Через несколько дней мы встречаемся за кулисами концерта в честь дня рождения умершего Дюши. Никиток выглядит отдохнувшим и помолодевшим.
— Ну что, — спрашиваю, — оклемался? Выглядишь как пасхальное яичко.
— Ничего вроде, — отвечает Никиток, достает скрипку, и мы выходим на сцену. И еще Жак с нами — здоровенный дядька, пахнущий моторным маслом. Мы играем на удивление классно и слаженно, потому что я песни свои еще помню, а Никиток — несомненный мелодический гений, а Жак всегда в жилу, если выучил аккорды, а аккорды простые, и он их знает назубок. Зал колотит в ладоши, а я думаю, что такому б проекту, как теперь говорят глобалисты, хорошего директора и денег, и тогда… Что тогда? Слава и мешки злата? А на фига?… Никиток убегает в гримерку к ДДТ, а на меня за кулисами выруливает круглая тетя и говорит про Италию, про то, как меня надо везти в Сорренто, где я стану петь песни басом за деньги…
Через день я смотрел на студии отснятую пленку и плевался, поскольку оператор самовыражался и запечатлел в основном оригинальные кадры, на которых мой нос соседствовал с пальцами играющего на скрипке Никитка. Или локоть Жака и гриф гитары… Общих планов почти не оказалось, а ведь хотелось не киноискусства, а просто сняться, как двадцать семь лет назад.
Никиток звонил и спрашивал:
— Что за тетя прибегала?
— Из Италии. Хочет нас туда вести за деньги.
— Итальянка, что ли?
— Наша, но из Италии! Ничего, скоро уговорю тебя бросить ДДТ, станем… Станем кем-нибудь.
— Я тут кое-что написал. Как бы тебе показать. Типа стихи и как бы роман.
— Просто. Встретимся, когда будешь готов, и покажешь.
— Договорились! — заканчивает Никиток с энтузиазмом. — Жди звонка! Скоро встретимся.

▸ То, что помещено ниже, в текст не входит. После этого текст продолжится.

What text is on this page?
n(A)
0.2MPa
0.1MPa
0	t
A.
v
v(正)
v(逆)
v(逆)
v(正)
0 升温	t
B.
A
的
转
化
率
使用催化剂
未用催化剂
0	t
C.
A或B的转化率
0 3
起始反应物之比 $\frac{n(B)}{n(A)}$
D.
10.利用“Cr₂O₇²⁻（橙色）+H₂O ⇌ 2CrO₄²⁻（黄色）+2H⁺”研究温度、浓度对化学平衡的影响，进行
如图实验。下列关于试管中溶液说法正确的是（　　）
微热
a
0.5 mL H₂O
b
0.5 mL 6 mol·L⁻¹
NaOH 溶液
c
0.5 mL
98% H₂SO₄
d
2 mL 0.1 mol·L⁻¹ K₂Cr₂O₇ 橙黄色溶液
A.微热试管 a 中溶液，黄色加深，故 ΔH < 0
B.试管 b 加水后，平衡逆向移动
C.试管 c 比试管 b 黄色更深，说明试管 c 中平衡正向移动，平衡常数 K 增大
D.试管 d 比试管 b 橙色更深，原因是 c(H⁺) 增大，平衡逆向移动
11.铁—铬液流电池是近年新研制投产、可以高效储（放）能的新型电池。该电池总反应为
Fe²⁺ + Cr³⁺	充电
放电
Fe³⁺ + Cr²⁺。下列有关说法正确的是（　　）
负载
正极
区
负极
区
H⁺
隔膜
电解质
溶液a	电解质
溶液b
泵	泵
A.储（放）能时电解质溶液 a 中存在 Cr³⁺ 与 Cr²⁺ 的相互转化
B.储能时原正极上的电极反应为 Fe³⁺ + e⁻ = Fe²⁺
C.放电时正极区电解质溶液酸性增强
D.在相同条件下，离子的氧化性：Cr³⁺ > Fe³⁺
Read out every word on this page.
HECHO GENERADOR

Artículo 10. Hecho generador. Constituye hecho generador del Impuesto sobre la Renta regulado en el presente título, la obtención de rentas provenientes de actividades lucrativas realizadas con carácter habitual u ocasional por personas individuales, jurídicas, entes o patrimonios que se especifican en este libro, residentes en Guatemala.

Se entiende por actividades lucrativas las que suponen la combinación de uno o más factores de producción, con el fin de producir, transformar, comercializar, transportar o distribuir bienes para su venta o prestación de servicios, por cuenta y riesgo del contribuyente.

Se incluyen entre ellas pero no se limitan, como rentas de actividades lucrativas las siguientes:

Три недели прошло. Звонок состоялся, и мы встретились. Это Коля позвонил и противоестественно высоким голосом прокричал:
— Знаешь? Ты знаешь? Ты еще не знаешь? Три часа назад Никиток умер.
— Вот тебе и кино, — сказал я. — Снимаем, как на фронте. Бог распорядился нам на сцене попрощаться перед разлукой.
Жизнь личности — это целый сплав людей и событий. Никиток был частью моего сплава. Выходит, еще на чуть-чуть меня стало меньше.